The retailing side of optometry is where big business takes over from the optometrist’s role as eye care and prescription provider. Given the proliferation of advertising from the major players it will be no surprise to most people to know that there is serious competition for the consumer dollar in the marketplace, and that most advertising is centred around price. It is also no secret that few consumers pay the actual advertised price – upselling is the name of the game, and in some stores the staff receive more training in upselling marketing than in optics. In any case it only makes it harder for our staff to explain why our products represent good value, even given a price differential, when our apples are nothing like the apples sold by these competitors.

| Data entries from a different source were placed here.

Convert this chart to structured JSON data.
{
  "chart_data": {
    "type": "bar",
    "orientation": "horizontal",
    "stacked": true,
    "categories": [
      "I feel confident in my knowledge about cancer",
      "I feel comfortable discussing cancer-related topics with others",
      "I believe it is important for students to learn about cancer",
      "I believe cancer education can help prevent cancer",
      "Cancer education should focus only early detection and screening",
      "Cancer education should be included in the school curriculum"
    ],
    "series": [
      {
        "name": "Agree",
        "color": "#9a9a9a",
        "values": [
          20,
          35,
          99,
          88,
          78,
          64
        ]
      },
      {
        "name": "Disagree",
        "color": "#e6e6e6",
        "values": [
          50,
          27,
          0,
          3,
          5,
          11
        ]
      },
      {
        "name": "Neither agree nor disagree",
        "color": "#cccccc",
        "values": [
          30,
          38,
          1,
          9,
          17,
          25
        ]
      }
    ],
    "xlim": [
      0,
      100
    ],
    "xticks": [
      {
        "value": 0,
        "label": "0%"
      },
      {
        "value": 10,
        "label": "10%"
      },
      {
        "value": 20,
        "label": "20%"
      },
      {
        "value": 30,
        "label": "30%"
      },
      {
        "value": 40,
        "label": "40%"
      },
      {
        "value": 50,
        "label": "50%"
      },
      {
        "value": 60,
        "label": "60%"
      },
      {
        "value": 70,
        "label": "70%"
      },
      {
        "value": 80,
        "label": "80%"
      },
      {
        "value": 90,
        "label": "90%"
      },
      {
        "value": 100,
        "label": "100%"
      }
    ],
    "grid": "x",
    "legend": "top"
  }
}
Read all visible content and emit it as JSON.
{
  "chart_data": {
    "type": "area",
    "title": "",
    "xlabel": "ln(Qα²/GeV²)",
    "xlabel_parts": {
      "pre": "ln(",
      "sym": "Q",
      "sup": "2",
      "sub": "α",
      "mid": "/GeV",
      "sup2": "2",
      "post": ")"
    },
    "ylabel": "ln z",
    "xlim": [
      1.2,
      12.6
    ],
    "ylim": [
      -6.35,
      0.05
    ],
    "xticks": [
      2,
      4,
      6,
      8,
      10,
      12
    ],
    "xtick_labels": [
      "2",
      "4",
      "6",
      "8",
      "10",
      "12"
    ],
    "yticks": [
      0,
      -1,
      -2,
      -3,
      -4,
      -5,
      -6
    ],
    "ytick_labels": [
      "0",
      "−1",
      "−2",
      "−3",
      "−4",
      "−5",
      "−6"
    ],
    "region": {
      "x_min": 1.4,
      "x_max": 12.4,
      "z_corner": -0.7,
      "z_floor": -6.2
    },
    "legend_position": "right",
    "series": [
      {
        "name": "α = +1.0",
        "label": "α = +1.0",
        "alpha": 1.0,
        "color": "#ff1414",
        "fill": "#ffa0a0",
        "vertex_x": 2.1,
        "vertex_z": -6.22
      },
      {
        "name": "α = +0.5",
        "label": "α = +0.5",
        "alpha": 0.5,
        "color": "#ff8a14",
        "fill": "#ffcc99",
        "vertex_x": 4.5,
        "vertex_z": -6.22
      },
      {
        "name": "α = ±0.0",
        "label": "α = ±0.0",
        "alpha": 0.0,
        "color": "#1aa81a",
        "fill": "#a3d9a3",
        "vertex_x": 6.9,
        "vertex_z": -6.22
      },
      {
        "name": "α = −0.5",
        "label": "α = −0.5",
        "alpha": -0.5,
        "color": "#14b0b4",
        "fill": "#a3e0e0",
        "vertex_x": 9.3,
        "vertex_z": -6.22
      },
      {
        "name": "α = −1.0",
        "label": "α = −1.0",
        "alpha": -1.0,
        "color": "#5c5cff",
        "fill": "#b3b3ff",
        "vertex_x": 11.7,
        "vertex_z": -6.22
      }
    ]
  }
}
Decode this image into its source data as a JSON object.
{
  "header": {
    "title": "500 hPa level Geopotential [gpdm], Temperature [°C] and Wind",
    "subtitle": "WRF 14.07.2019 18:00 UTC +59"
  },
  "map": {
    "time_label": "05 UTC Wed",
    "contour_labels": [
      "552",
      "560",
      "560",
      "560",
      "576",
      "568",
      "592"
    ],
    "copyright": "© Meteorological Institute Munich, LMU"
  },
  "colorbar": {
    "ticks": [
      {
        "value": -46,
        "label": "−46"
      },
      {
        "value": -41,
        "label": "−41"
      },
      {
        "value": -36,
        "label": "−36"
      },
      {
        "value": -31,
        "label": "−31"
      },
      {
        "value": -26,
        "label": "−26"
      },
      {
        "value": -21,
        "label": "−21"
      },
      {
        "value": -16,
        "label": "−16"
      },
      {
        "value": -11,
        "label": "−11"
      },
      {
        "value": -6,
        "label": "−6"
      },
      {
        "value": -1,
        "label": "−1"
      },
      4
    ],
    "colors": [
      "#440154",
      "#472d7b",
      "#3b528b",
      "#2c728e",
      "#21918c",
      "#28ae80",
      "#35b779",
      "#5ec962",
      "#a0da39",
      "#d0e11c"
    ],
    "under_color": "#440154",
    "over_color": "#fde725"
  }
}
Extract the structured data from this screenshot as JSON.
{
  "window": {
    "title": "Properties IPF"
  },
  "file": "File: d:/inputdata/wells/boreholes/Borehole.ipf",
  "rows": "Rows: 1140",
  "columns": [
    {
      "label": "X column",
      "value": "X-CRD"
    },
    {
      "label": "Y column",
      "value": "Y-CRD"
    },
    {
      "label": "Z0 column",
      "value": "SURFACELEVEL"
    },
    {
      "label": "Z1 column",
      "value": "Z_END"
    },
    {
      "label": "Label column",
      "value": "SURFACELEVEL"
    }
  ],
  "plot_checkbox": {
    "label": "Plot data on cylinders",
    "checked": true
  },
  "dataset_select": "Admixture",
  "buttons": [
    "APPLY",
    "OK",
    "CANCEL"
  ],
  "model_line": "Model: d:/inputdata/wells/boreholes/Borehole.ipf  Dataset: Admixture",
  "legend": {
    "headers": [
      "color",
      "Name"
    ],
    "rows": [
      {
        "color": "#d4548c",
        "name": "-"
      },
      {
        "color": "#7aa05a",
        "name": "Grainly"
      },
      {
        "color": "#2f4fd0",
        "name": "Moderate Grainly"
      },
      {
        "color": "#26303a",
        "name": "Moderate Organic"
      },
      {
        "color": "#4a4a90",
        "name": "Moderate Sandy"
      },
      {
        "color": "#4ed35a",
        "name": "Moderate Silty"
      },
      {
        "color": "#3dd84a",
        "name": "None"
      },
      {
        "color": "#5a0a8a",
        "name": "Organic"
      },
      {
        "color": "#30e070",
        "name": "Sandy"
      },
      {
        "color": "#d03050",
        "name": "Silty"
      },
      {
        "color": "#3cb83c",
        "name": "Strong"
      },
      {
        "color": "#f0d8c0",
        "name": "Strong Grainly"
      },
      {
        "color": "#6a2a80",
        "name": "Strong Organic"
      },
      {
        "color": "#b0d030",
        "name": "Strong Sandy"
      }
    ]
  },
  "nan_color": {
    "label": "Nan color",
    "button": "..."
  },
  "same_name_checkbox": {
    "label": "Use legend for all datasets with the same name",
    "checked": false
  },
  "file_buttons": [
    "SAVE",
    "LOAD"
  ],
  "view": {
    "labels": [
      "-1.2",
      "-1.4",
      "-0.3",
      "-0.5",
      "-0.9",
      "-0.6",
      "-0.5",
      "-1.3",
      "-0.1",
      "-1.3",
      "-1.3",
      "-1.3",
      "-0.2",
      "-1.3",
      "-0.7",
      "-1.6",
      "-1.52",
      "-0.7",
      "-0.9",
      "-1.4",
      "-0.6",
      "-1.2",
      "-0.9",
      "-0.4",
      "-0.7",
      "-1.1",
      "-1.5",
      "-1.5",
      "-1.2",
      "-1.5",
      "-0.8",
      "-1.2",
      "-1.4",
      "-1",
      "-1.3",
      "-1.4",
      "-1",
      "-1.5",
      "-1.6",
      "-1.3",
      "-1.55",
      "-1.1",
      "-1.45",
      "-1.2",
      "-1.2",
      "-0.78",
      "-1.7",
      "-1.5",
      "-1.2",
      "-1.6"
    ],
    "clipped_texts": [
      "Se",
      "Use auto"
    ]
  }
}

And I haven’t mentioned ready-made reading glasses which were not available before the early 90’s, but are now everywhere. Despite their poor optical quality, and small range of powers they do not pose any risk to vision except in one important regard. Case in point – last year I had an elderly woman come in for a check-up with no real problems. She had been happy to get by with ready-made readers for many years, and was fine in the distance un-aided. She had the worst glaucoma I have ever seen because it was un-treated, and it was un-treated because she had not had an eye check in 20 years because she was happy with ready-made readers. She did not know that glaucoma has no symptoms in most people, and that without treatment steadily progresses to blindness, and is much harder to control in its late stages.

Laser surgery and breathable contact lenses have made their mark over the last two decades, giving an option to glasses for those who want that freedom. Advice on both is part of optometry’s role.

I anticipate further changes in my profession as technology and market forces combine, hopefully for the better. It promises to be as fascinating as the last 40 years has been.